BY Paul Pieroni in Reviews | 10 DEC 15
Featured in
Issue 176

Nicolas Deshayes

Glasgow Sculpture Studios, UK

BY Paul Pieroni in Reviews | 10 DEC 15

Nicolas Deshayes, 'Darling, Gutter.', 2015, exhibition view

Visitors approaching Glasgow Sculpture Studios this autumn are likely to have come across a nearby billboard advertising Mini-Cooper’s latest hatch-back/estate model: the Clubman. Featuring an image of the new car alongside the words ‘GO WITH YOUR GUT’, the advert serves as a fitting prologue to Nicolas Deshayes’s debut solo outing in the city.

‘Darling, Gutter.’ comprises a single installation of six untitled sculptures (all 2015) – one freestanding in the centre of the room, the rest intermittently dotting the gallery’s walls in low positions. Cast in solid Jesmonite from shapes made using expanding polyurethane, the sculptures limn the shape of squiggly human intestines. In parts, they bloat outwards to form thick, chubby rings; elsewhere, their appearance is more scraggly, compressed. Throughout, the Jesmonite surface shows off a creepy silk shimmer – a smooth effect countered by the plantar-wart-like holes and blemishes caused by air escaping the material as it sets.

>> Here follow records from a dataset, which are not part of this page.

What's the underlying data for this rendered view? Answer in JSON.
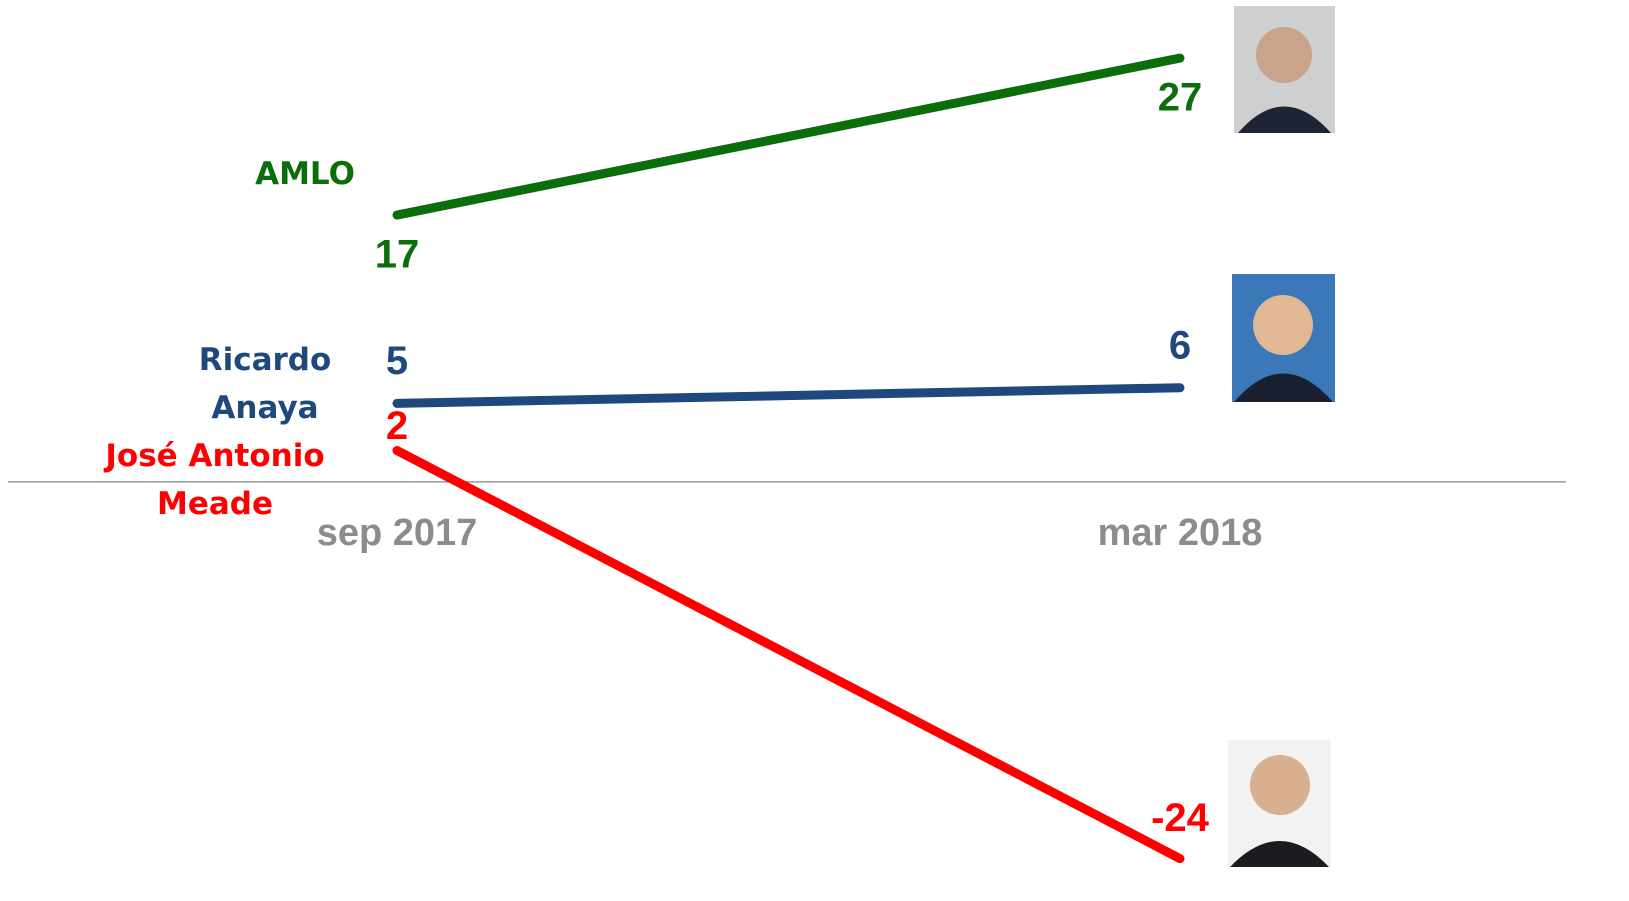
{
  "chart_data": {
    "type": "line",
    "categories": [
      "sep 2017",
      "mar 2018"
    ],
    "series": [
      {
        "name": "AMLO",
        "color": "#0b6e0b",
        "values": [
          17,
          27
        ]
      },
      {
        "name": "Ricardo Anaya",
        "color": "#1f497d",
        "values": [
          5,
          6
        ]
      },
      {
        "name": "José Antonio Meade",
        "color": "#ff0000",
        "values": [
          2,
          -24
        ]
      }
    ],
    "ylim": [
      -26.7,
      30.7
    ]
  }
}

Evident from pipes that enter and leave each work, as well as the slightly oppressive temperature inside the gallery, the sculptures also function as radiators. A single, silver hot water pipe links the works together, at one point restricting the entrance to an empty, second gallery just off the main space. (A deliciously theatrical touch: a minimal gesture delivered to capacious effect.) We thus have a set-up rich in active symbolism: an installation that not only suggests the appearance of guts but, by circulating warm liquids, mimics their basic function too.

Surfaces and what they communicate have long been of interest to Deshayes: in past works, he has tainted the facades of precisely machined aluminium with splashy piss marks rendered in transparent vinyl (Public Work 1&2, 2009) and captured huddles of brown, turdy lumps in a thin carapace of gleaming, vacuum-formed plastic (Shimmering Horizons in Tantalizing Tans, 2013). Here, the engagement with superficiality remains, though now as part of a much more complex arrangement in which depth – that which does not appear, cannot be seen – figures, too.

So what lies beneath? It’s tempting to speak of Sigmund Freud’s early ‘hydraulic’ model of the unconscious here: a complex allegorical arrangement composed of pumps and liquid pulsations of unchecked human emotion. A better comparison, however, may come from Victor Hugo and a section of Les Misérables (1862) quoted in the exhibition’s accompanying text, in which the writer describes the city’s famous subterranean sewer network. ‘Paris has another Paris under herself,’ a place where there are ‘no more false appearances, no possible plastering, the filth takes off its shirt, absolute nakedness, rout of illusions and of mirages, nothing more but what it is’. For Hugo there is something pure about the sewers, as if what they contain is too real for surface life and its many pretensions. The fundament-al power of sewers, their earthy truthfulness, no doubt attracts Deshayes. (‘GO WITH YOUR GUT’.) As the exhibition’s love letter of a title suggests, you sense a certain intimacy – a trust and tenderness – between this work and the grot and grime that inspire it.

Deshayes’s new work also asks questions about the nature of sculpture itself. These works are barely three-dimensional. Bar the one free-standing piece (might the show have been a touch braver without it?), they cling flatly to the wall, more like gluts of pale impasto on large white canvases than sculptural tableaux. Sculpture is also not, ordinarily, a time-based medium. Yet here it is: parasitically connected to the studio’s central heating system, these ‘guts’ heat up and cool down in conjunction with the radiators in the rest of the building. In this sense there’s something anachronistically experimental, almost cybernetic, about proceedings: lines of informational ‘feedback’ connect individual objects to a broader regulatory system.

Of course, the whole conceit is also playfully self-aware. This is work pushed to undermine its own seriousness. Like Deshayes’s practice at large, ‘Darling, Gutter.’ is all smart ideas and dumb toilet jokes.